When I was pregnant with my son, I was promised a fairy tale that never came true (it was one of many empty pre-labor promises, as it turned out). “Your kiddo will be napping in the afternoon at least until the age of 5”, said many optimistic – and lucky – parents to me, based on their wonderful experience.
For me, it never came true. We are at his 16 months milestone as I’m writing this, and for about two weeks, we’ve been having to adjust to his new wishes – to not go to sleep until he passes out at 8 PM regardless of what he’s doing, and that includes taking a bath. (Be prepared for that. I wasn’t.)
I’m not proud of saying I didn’t search for any advice on how to go through this stage. Quite honestly, it never turned out to be the first-next queued thing to do. This hectic routine has had me completely off schedule.
But guess what? I’m poking through it, and I’ve somehow managed to make peace with having no afternoon breaks whatsoever.
If you’re in the same boat, don’t worry – I’m a tired mom adjusting to this big change, too. Here are a few things that have helped me, and I hope they’ll do the same for you!
- Don’t push it.
I’m saying this because I tried to push it. The only thing I managed to achieve by forcing my son to go to sleep at his usual time (or later!) is going through a couple of hours of screaming in his crib, followed by proceeding with playtime as if nothing stressful had happened, which would turn into him randomly falling asleep at 5 PM regardless of the position he is. Waking him up after that kind of day would be impossible to do in any ethical way, so I’d let him sleep for about 30min, hoping he’d still be tired for bed after that (mistake #2) – a 5 PM nap inevitably turns into 11:30 PM bedtime. Pour some coffee into your mug, mama, because you’ll need it!
- Let your kids sleep in.
If they wake up early after only 10ish hours of sleep (considering they’d been awake the whole day), kids are gonna need that nap. But if their tiny bodies are suddenly saying no to nap time, your day can quickly turn into the previously described scenario. It’s a lot better to let them sleep 12-13 hours during the night (my son often wakes up as late as 10 AM when he goes to bed at 8 PM, with no naps during the day) and I’m a lot happier knowing he has the energy to be awake until 7 or 8 PM. He gets his meals a bit later, but as we’re still adjusting, that’s the battle I’m not willing to pick.

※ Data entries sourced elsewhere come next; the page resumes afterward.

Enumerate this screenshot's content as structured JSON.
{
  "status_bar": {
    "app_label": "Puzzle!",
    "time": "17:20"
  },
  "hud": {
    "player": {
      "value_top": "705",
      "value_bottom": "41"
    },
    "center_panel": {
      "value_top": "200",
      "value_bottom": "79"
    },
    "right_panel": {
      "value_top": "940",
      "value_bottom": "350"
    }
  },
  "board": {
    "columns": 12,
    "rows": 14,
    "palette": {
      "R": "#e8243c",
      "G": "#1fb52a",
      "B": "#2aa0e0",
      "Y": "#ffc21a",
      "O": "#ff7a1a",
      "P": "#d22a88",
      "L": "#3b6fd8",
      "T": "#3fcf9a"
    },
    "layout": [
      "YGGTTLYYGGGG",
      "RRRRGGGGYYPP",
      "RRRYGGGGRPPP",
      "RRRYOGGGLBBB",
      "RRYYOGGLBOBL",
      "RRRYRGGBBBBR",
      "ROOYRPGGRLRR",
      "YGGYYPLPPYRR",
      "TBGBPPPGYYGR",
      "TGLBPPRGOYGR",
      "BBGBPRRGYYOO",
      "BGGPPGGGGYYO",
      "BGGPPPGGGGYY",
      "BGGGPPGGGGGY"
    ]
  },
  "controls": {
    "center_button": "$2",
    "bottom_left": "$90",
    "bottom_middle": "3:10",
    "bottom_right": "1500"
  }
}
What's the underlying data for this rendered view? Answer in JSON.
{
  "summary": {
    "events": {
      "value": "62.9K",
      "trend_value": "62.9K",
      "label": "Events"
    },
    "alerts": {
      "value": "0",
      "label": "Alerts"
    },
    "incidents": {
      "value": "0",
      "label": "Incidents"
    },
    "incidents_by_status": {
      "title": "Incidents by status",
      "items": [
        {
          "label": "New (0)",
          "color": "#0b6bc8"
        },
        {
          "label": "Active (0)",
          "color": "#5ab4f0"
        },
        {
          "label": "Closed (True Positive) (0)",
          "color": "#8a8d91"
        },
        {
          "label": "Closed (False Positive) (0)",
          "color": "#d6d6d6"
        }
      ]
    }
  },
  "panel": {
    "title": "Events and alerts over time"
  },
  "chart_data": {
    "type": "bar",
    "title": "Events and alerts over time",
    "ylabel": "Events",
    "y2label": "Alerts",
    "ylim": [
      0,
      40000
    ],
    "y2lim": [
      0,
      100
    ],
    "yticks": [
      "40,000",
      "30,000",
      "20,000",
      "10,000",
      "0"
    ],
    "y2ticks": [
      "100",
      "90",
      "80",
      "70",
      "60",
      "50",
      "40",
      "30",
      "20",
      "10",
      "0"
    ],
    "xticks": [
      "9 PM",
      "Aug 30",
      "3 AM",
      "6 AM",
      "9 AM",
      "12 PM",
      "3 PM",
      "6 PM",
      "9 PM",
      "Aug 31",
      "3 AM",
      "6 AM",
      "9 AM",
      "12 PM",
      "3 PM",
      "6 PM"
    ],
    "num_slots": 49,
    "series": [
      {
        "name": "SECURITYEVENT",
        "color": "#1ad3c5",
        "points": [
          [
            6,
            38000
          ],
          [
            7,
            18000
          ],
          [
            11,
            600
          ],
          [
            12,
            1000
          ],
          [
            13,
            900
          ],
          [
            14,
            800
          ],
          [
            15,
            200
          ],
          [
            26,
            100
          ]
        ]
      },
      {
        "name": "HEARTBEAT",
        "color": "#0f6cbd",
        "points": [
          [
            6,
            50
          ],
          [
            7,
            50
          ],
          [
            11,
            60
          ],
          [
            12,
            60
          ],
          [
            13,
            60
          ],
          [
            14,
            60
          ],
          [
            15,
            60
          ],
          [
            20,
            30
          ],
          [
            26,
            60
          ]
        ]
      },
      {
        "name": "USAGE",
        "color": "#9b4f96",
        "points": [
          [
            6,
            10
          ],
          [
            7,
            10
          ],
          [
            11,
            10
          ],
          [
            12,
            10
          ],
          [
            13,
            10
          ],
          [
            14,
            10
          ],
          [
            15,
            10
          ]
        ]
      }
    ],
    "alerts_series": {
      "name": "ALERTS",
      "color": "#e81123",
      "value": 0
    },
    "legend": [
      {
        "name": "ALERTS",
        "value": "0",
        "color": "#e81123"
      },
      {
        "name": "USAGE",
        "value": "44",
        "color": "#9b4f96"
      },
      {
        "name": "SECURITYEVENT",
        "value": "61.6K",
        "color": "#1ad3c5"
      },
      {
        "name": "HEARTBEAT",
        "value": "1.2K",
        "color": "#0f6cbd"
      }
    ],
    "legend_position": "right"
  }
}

- Be ready for the activities.
Being awake all day is exhausting for both toddlers and parents. However, the most painful lesson I’ve learned is that there’s nothing worse than spending that time in limbo between two activities and having no clue what to do. It leads to boredom, frustration, tantrums, and reminders of that nap that could have saved the day if only those cute, little eyes would shut. If your little ones go to bed early (and after a day full of… well, daytime – they will!), you have plenty of time to come up with things you can do tomorrow regardless of the weather (or the current quarantine situation). Make a list of activities you can check the next day and look for the next thing to do when you’re done with one activity. You’ll feel like someone is doing half the work for you – trust me on this one!
There are plenty of things you can do to make this process easier, but I find these three to be the most important ones. What are some of your tips? Let me know in the comments (I’m still on a hunt for more ideas!) Remember: you’re not alone! This, too, shall pass!